Por Carlos Dellepiane

Cohesión política

jueves, 5 de abril de 2018 · 00:00

Semanas atrás Vladimir Putin obtuvo, con el 76 % de los votos, su cuarto mandato como Presidente de la Federación Rusa. El resto se repartió entre comunistas y liberales. Su partido, Rusia Unida, se define como “conservadurismo ruso” por su defensa de los valores tradicionales. La familia en primer lugar.

Rusia ha sido un imperio con los zares, lo fue durante el comunismo, y lo sigue siendo en la actualidad en su versión de regreso a la propiedad privada. Más allá del tipo de estado, Rusia, como toda construcción histórica de gran volumen, tiene intereses económicos y militares permanentes en el mundo. El acercamiento de Putin a la Iglesia Ortodoxa se explica porque el cristianismo contribuye con su prédica a la cohesión de esa Nación. Lejos han quedado los días en que Stalin ordenó dinamitar la Catedral de Cristo Salvador en Moscú.

Así las cosas, no debe sorprender la foto que acompaña esta nota. Allí se ve a Putin entrando a las aguas heladas del Lago Seliguer con motivo de la celebración de la Epifanía del Señor mientras un grupo de sacerdotes que portan estandartes con íconos del cristianismo oriental, completan la escena.

Este rito, que tiene lugar en toda Rusia la noche del 18 al 19 de enero consiste en bañarse en aguas heladas de ríos y lagos con fines de purificación y renacimiento. Alrededor de dos millones de personas, de todas las edades, participan cada año de esta antigua tradición cristiana.

No sé cuáles son las convicciones religiosas de Putin. Sabemos que hizo su carrera en los servicios de inteligencia y policía secreta de la ex Unión Soviética, de modo que tal vez no se trate de un discípulo del Apóstol San Andrés, pero sí de un hombre que entiende muy bien los alcances políticos de la religiosidad del pueblo. La mencionada necesidad de cohesión social es la razón por la cual Putin se santigua y se mete en el agua con 12º bajo cero.

Nosotros no podemos pretender que nuestros Presidentes se sumerjan en agua helada, pero sí que trabajen para que las decisiones que se adopten jamás pongan en riesgo la unidad y la cohesión de la Nación. 

El cristianismo lleva 20 siglos en el mundo. Esta permanencia, por si sola, nos está señalando que consulta necesidades espirituales de los seres humanos. Bien se ha dicho que el hombre es mucho más que el resultado de una carambola de la química del carbono. La Iglesia, al estar conformada por hombres, no está al abrigo de reproches, ni puede estarlo.
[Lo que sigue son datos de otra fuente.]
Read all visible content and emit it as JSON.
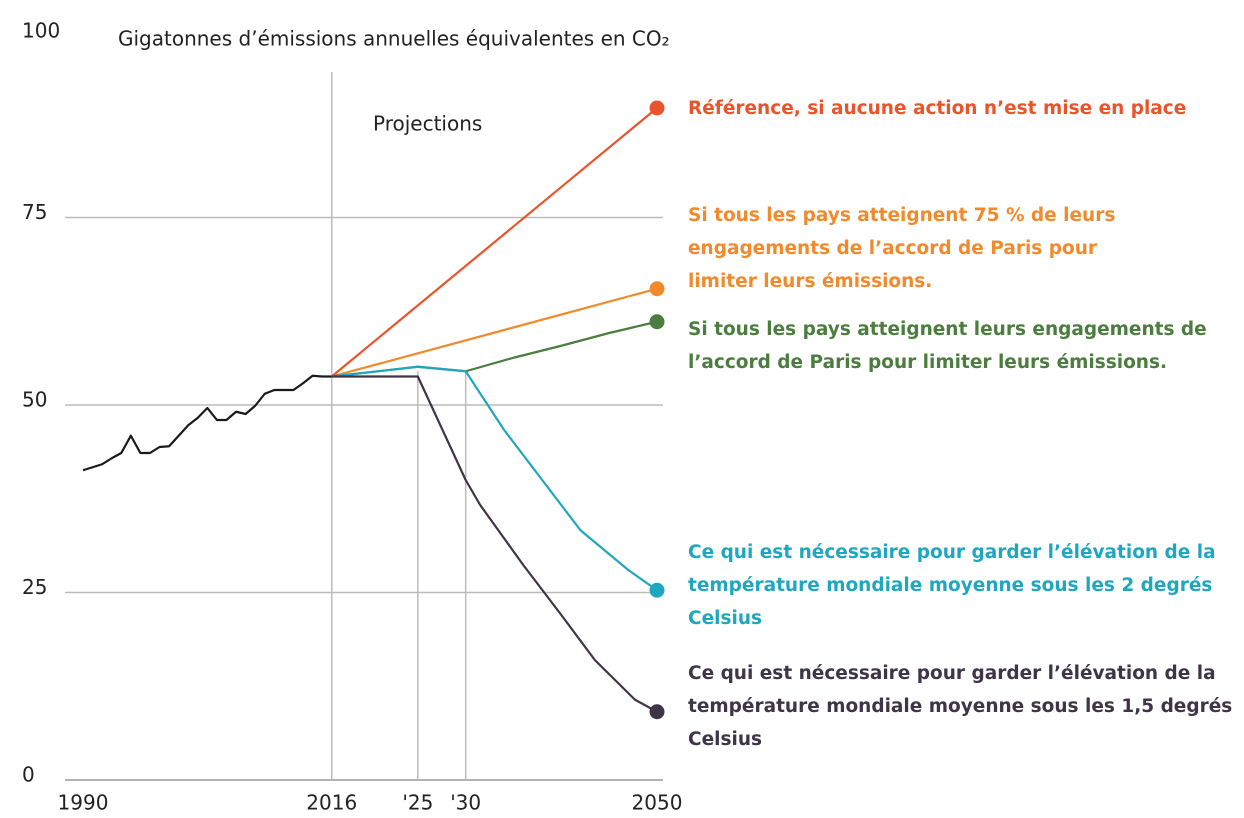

Sin embargo en muchas de las descalificaciones que recibe asoma con nitidez un propósito político: desacreditarla para restar autoridad a su mensaje de cohesión social, de recíproca comprensión entre los hombres, de orientación de la convivencia hacia el bien común.

Mientras los grandes centros de poder se consolidan para asegurar sus intereses, las dirigencias de los países de menor porte, que buscan un lugar bajo el sol, deberían protagonizar un acto de inteligencia consistente en acordar caminos transitables que alejen el riesgo de fracturas políticas. Cuando los enfrentamientos se llevan a un punto de no retorno comenzamos a caminar sobre una delgada capa de hielo. La ruptura del frente interno de un país siempre es seguida por el traslado de las disputas de las potencias a su territorio. De inmediato aparecen las “ayudas” a los bandos en pugna. Con ellas los actores locales terminan perdiendo el control de la situación y la evolución del conflicto continua en otras manos. De allí al caos hay un paso. La lista es larga pero alcanza con mirar Venezuela. Allí podemos ver con bastante claridad cuantas manos hay en ese plato.